Abdullah for the first time gave women seats on the Shura Council, an unelected body that advises the king and government. He promised women would be able to vote and run in 2015 elections for municipal councils, the only elections held in the country. He appointed the first female deputy minister in 2009. Two Saudi female athletes competed in the Olympics for the first time in 2012, and a small handful of women were granted licences to work as lawyers during his rule.
One of his most ambitious projects was a Western-style university that bears his name, the King Abdullah University of Science and Technology, which opened in 2009. Men and women share classrooms and study together inside the campus, a major departure in a country where even small talk between the sexes in public can bring a warning from the morality police.
But he treaded carefully in the face of the ultraconservative Wahhabi clerics who hold near total sway over society and, in return, give the Al Saud family’s rule religious legitimacy.
“He has presided over a country that has inched forward, either on its own or with his leadership,” said Karen Elliot House, author of On Saudi Arabia- Its People, Past, Religion, Fault Lines.”
“I don’t think he’s had as much impact as one would hope on trying to create a more moderate version of Islam,” she said. “To me, it has not taken inside the country as much as one would hope.”

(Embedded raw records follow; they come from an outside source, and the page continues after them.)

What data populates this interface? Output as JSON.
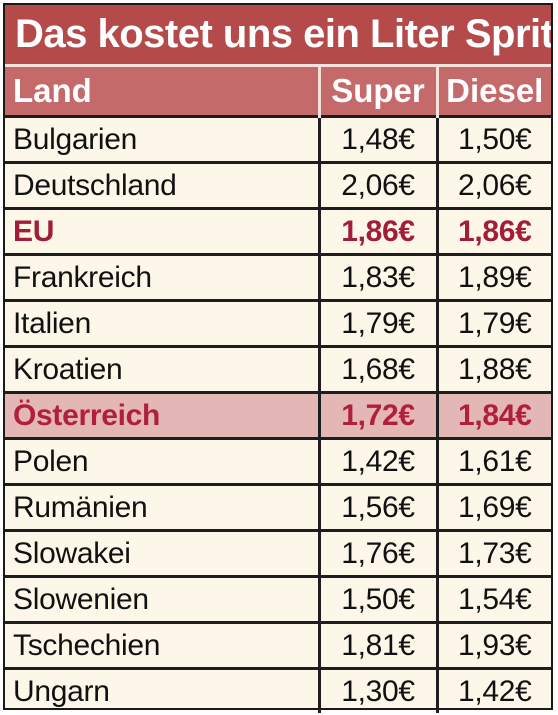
{
  "title": "Das kostet uns ein Liter Sprit",
  "headers": {
    "country": "Land",
    "super": "Super",
    "diesel": "Diesel"
  },
  "rows": [
    {
      "country": "Bulgarien",
      "super": "1,48€",
      "diesel": "1,50€"
    },
    {
      "country": "Deutschland",
      "super": "2,06€",
      "diesel": "2,06€"
    },
    {
      "country": "EU",
      "super": "1,86€",
      "diesel": "1,86€"
    },
    {
      "country": "Frankreich",
      "super": "1,83€",
      "diesel": "1,89€"
    },
    {
      "country": "Italien",
      "super": "1,79€",
      "diesel": "1,79€"
    },
    {
      "country": "Kroatien",
      "super": "1,68€",
      "diesel": "1,88€"
    },
    {
      "country": "Österreich",
      "super": "1,72€",
      "diesel": "1,84€"
    },
    {
      "country": "Polen",
      "super": "1,42€",
      "diesel": "1,61€"
    },
    {
      "country": "Rumänien",
      "super": "1,56€",
      "diesel": "1,69€"
    },
    {
      "country": "Slowakei",
      "super": "1,76€",
      "diesel": "1,73€"
    },
    {
      "country": "Slowenien",
      "super": "1,50€",
      "diesel": "1,54€"
    },
    {
      "country": "Tschechien",
      "super": "1,81€",
      "diesel": "1,93€"
    },
    {
      "country": "Ungarn",
      "super": "1,30€",
      "diesel": "1,42€"
    }
  ],
  "colors": {
    "title_bg": "#b44a4a",
    "header_bg": "#c56a6a",
    "row_bg": "#fdf7e9",
    "eu_text": "#a11d38",
    "highlight_bg": "#e4b7b7",
    "highlight_text": "#b0203c"
  }
}
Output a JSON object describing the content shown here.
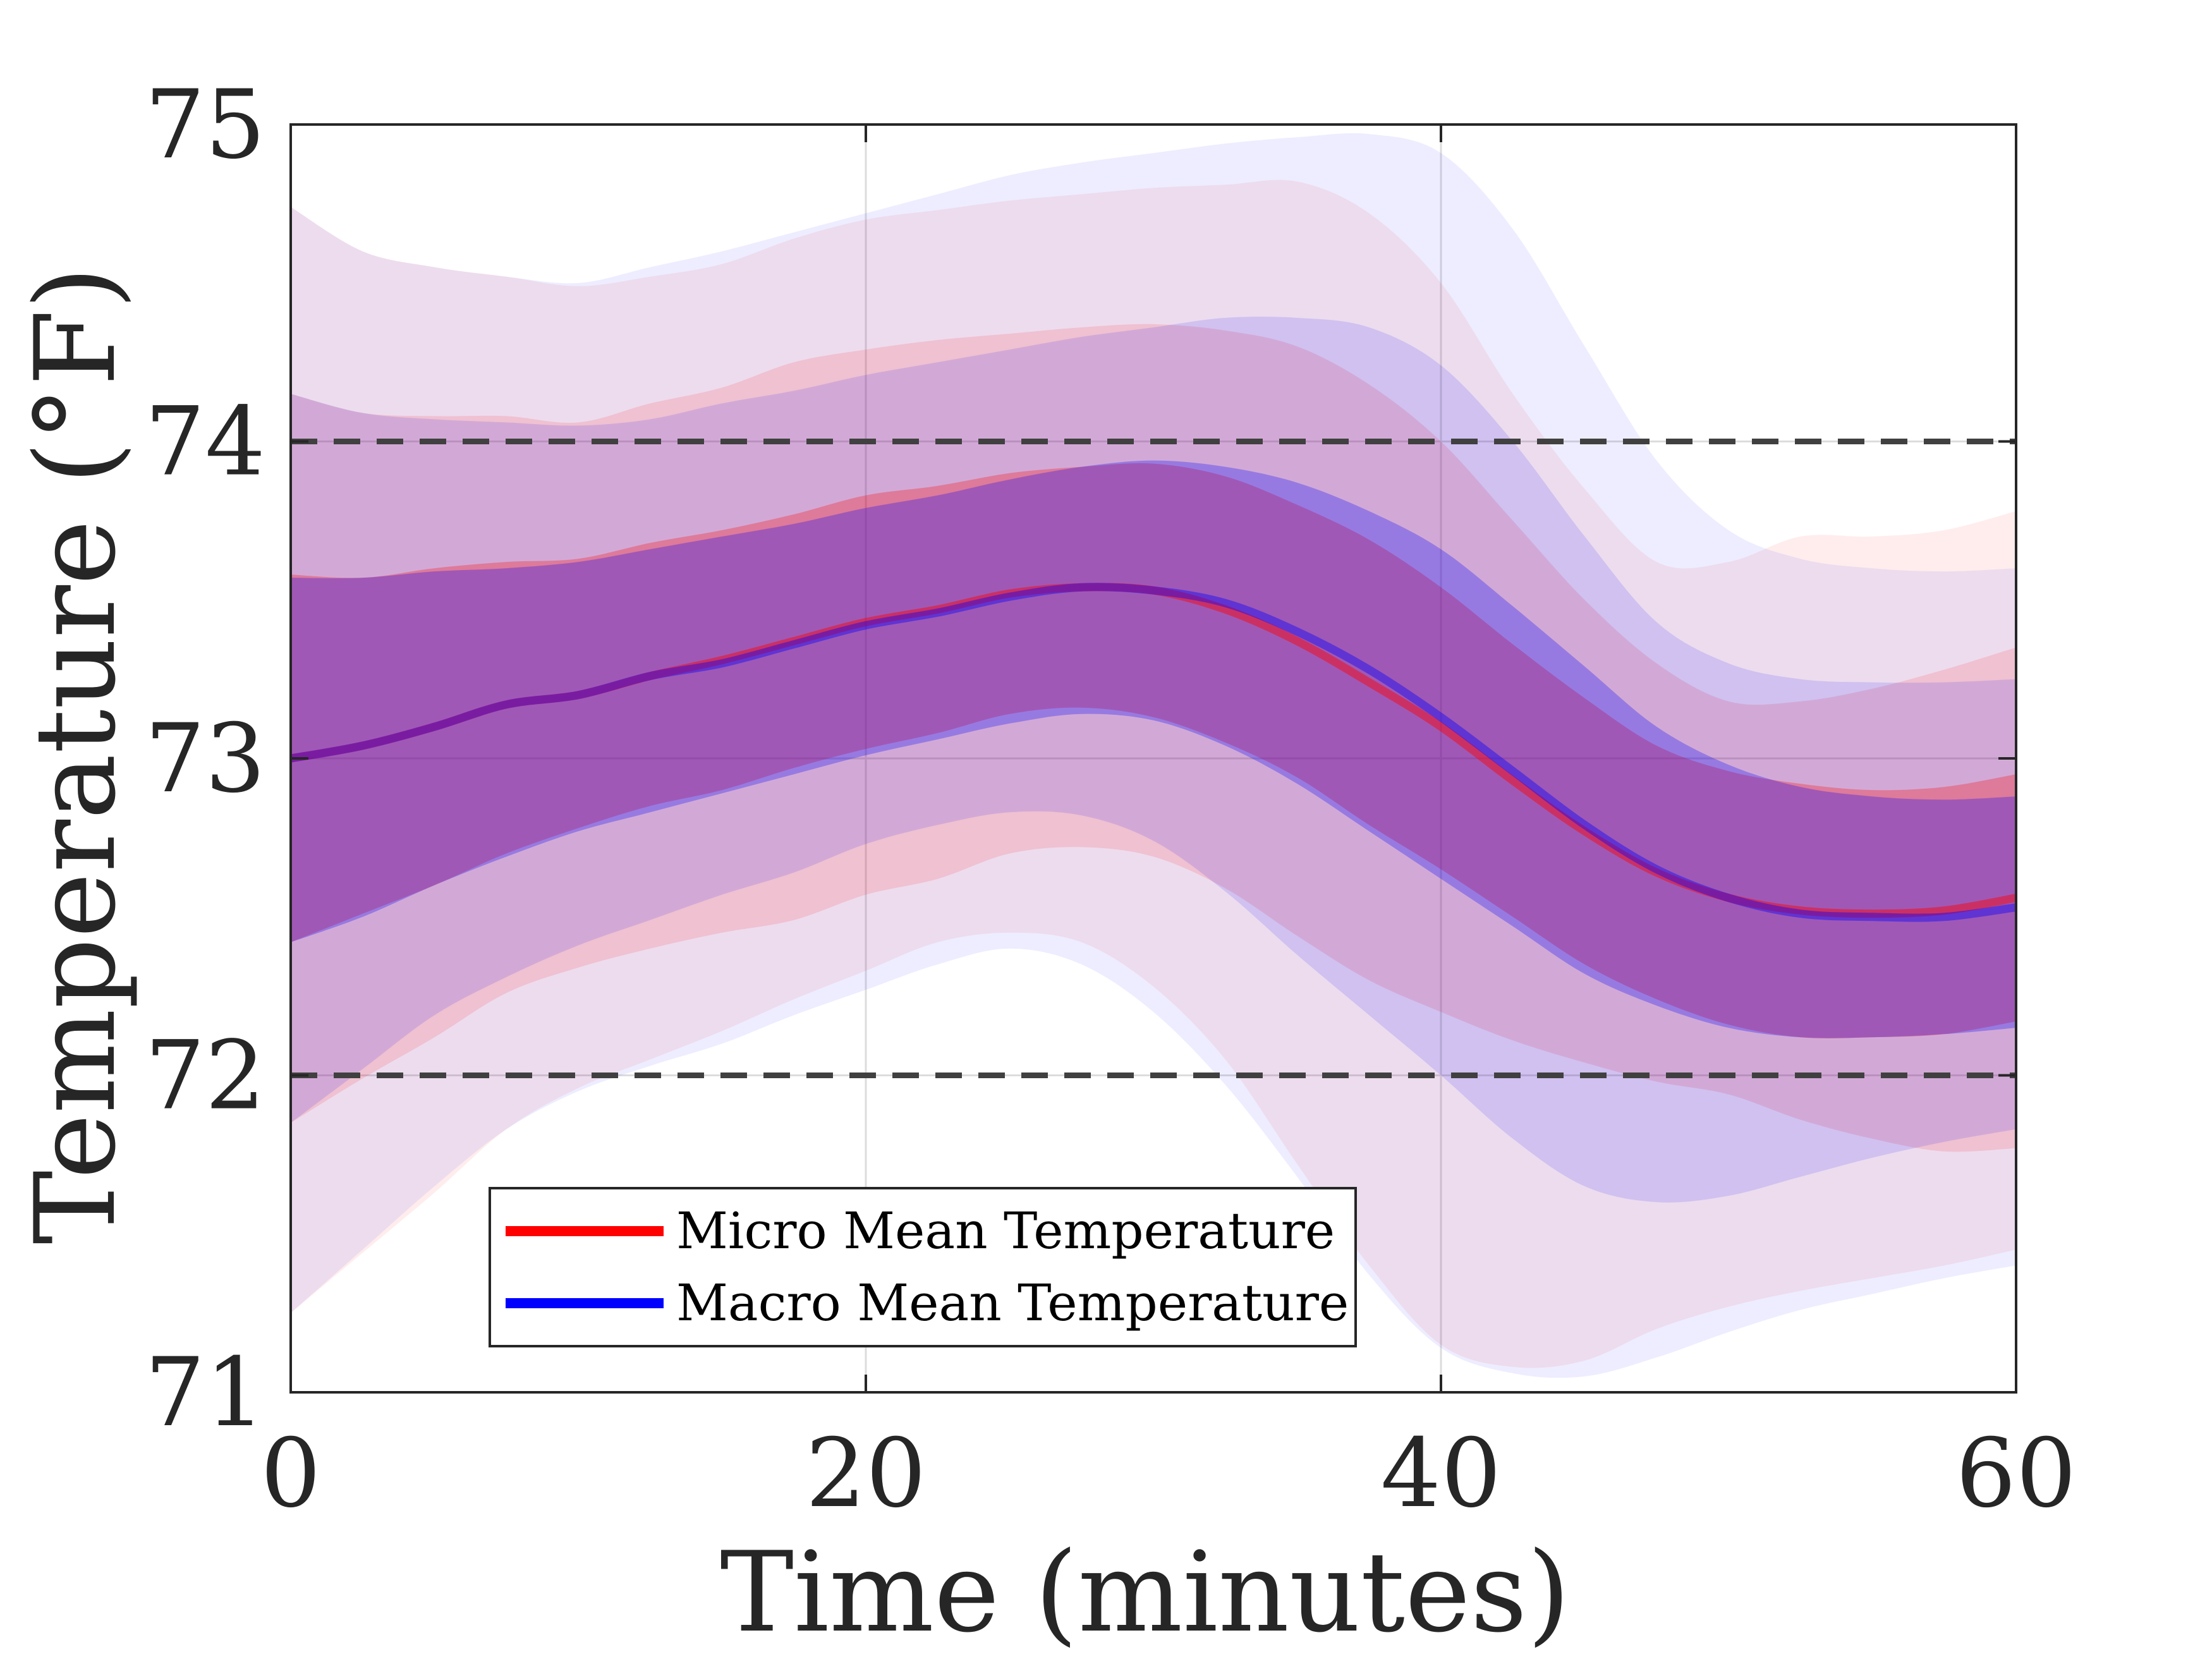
{
  "chart_data": {
    "type": "line",
    "title": "",
    "xlabel": "Time (minutes)",
    "ylabel": "Temperature (°F)",
    "xlim": [
      0,
      60
    ],
    "ylim": [
      71,
      75
    ],
    "xticks": [
      0,
      20,
      40,
      60
    ],
    "yticks": [
      71,
      72,
      73,
      74,
      75
    ],
    "grid": true,
    "reference_lines": [
      72,
      74
    ],
    "legend_position": "bottom-left",
    "x": [
      0,
      2.5,
      5,
      7.5,
      10,
      12.5,
      15,
      17.5,
      20,
      22.5,
      25,
      27.5,
      30,
      32.5,
      35,
      37.5,
      40,
      42.5,
      45,
      47.5,
      50,
      52.5,
      55,
      57.5,
      60
    ],
    "series": [
      {
        "name": "Micro Mean Temperature",
        "color": "#ff0000",
        "mean": [
          73.0,
          73.04,
          73.1,
          73.17,
          73.2,
          73.26,
          73.31,
          73.37,
          73.43,
          73.47,
          73.52,
          73.54,
          73.53,
          73.47,
          73.37,
          73.24,
          73.1,
          72.93,
          72.77,
          72.64,
          72.56,
          72.52,
          72.51,
          72.52,
          72.56
        ],
        "band_1sd": {
          "upper": [
            73.58,
            73.57,
            73.6,
            73.62,
            73.63,
            73.68,
            73.72,
            73.77,
            73.83,
            73.86,
            73.9,
            73.92,
            73.93,
            73.89,
            73.8,
            73.69,
            73.54,
            73.36,
            73.19,
            73.04,
            72.96,
            72.92,
            72.9,
            72.91,
            72.95
          ],
          "lower": [
            72.42,
            72.51,
            72.6,
            72.7,
            72.78,
            72.85,
            72.9,
            72.97,
            73.03,
            73.08,
            73.14,
            73.16,
            73.13,
            73.05,
            72.94,
            72.79,
            72.65,
            72.5,
            72.35,
            72.24,
            72.16,
            72.12,
            72.12,
            72.13,
            72.17
          ]
        },
        "band_2sd": {
          "upper": [
            74.15,
            74.09,
            74.08,
            74.08,
            74.06,
            74.12,
            74.17,
            74.25,
            74.29,
            74.32,
            74.34,
            74.36,
            74.37,
            74.35,
            74.3,
            74.18,
            74.0,
            73.75,
            73.5,
            73.3,
            73.18,
            73.18,
            73.22,
            73.28,
            73.35
          ]
        },
        "band_3sd": {
          "upper": [
            74.74,
            74.6,
            74.55,
            74.52,
            74.49,
            74.52,
            74.56,
            74.64,
            74.7,
            74.73,
            74.76,
            74.78,
            74.8,
            74.81,
            74.82,
            74.72,
            74.5,
            74.15,
            73.85,
            73.62,
            73.62,
            73.7,
            73.7,
            73.72,
            73.78
          ],
          "lower": [
            71.25,
            71.44,
            71.63,
            71.83,
            71.96,
            72.05,
            72.14,
            72.24,
            72.33,
            72.42,
            72.45,
            72.42,
            72.28,
            72.05,
            71.72,
            71.4,
            71.15,
            71.08,
            71.1,
            71.2,
            71.27,
            71.32,
            71.36,
            71.4,
            71.45
          ]
        }
      },
      {
        "name": "Macro Mean Temperature",
        "color": "#0000ff",
        "mean": [
          73.0,
          73.04,
          73.1,
          73.17,
          73.2,
          73.26,
          73.3,
          73.36,
          73.42,
          73.46,
          73.51,
          73.54,
          73.53,
          73.49,
          73.4,
          73.28,
          73.13,
          72.96,
          72.79,
          72.65,
          72.56,
          72.51,
          72.5,
          72.5,
          72.53
        ],
        "band_1sd": {
          "upper": [
            73.57,
            73.57,
            73.59,
            73.6,
            73.62,
            73.66,
            73.7,
            73.74,
            73.79,
            73.83,
            73.88,
            73.92,
            73.94,
            73.92,
            73.87,
            73.78,
            73.66,
            73.48,
            73.29,
            73.1,
            72.98,
            72.91,
            72.88,
            72.87,
            72.88
          ],
          "lower": [
            72.42,
            72.5,
            72.6,
            72.69,
            72.77,
            72.83,
            72.89,
            72.95,
            73.01,
            73.06,
            73.11,
            73.14,
            73.12,
            73.04,
            72.92,
            72.77,
            72.62,
            72.47,
            72.32,
            72.22,
            72.15,
            72.12,
            72.12,
            72.13,
            72.15
          ]
        },
        "band_2sd": {
          "upper": [
            74.15,
            74.09,
            74.07,
            74.06,
            74.05,
            74.07,
            74.12,
            74.16,
            74.21,
            74.25,
            74.29,
            74.33,
            74.36,
            74.39,
            74.39,
            74.36,
            74.24,
            74.0,
            73.7,
            73.43,
            73.3,
            73.25,
            73.24,
            73.24,
            73.25
          ],
          "lower": [
            71.85,
            72.02,
            72.19,
            72.31,
            72.41,
            72.49,
            72.57,
            72.64,
            72.73,
            72.79,
            72.83,
            72.82,
            72.74,
            72.58,
            72.38,
            72.19,
            72.0,
            71.8,
            71.65,
            71.6,
            71.62,
            71.68,
            71.74,
            71.79,
            71.83
          ]
        },
        "band_3sd": {
          "upper": [
            74.74,
            74.6,
            74.55,
            74.52,
            74.5,
            74.55,
            74.6,
            74.66,
            74.72,
            74.78,
            74.84,
            74.88,
            74.91,
            74.94,
            74.96,
            74.97,
            74.91,
            74.67,
            74.3,
            73.94,
            73.72,
            73.63,
            73.6,
            73.59,
            73.6
          ],
          "lower": [
            71.25,
            71.45,
            71.65,
            71.83,
            71.95,
            72.03,
            72.1,
            72.19,
            72.27,
            72.35,
            72.4,
            72.35,
            72.2,
            71.97,
            71.68,
            71.37,
            71.14,
            71.06,
            71.05,
            71.11,
            71.19,
            71.26,
            71.31,
            71.36,
            71.4
          ]
        }
      }
    ]
  }
}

After the Sept. 11, 2001 terror attacks took place in the United States, Abdullah had to steer his country’s alliance with Washington through the resulting criticism. The kingdom was home to 15 of the 19 hijackers, and many pointed out that the baseline ideology for al-Qaeda and other groups stemmed from Saudi Arabia’s Wahhabi interpretation of Islam.
When al-Qaida militants in 2003 began a wave of violence in the kingdom aimed at toppling the monarchy, Abdullah cracked down hard. For the next three years, security forces battled militants, finally forcing them to flee to neighboring Yemen. There, they created a new al-Qaeda branch, and Saudi Arabia has played a behind-the-scenes role in fighting it.
The tougher line helped affirm Abdullah’s commitment to fighting al-Qaeda.
Obama condoles death
President Barack Obama expressed condolences and offered sympathy on Thursday to the people of Saudi Arabia following the death of King Abdullah, an important ally and a major force in the Muslim world.
Obama, who visited with the ailing king in his desert compound last March, praised Abdullah for taking “bold steps” in advancing the Arab Peace Initiative. In a statement, Obama credited the 90-year-old king for being dedicated to the education of his people and for greater outreach to the international community.
“As a leader, he was always candid and had the courage of his convictions,” Obama said. “One of those convictions was his steadfast and passionate belief in the importance of the U.S.-Saudi relationship as a force for stability and security in the Middle East and beyond.”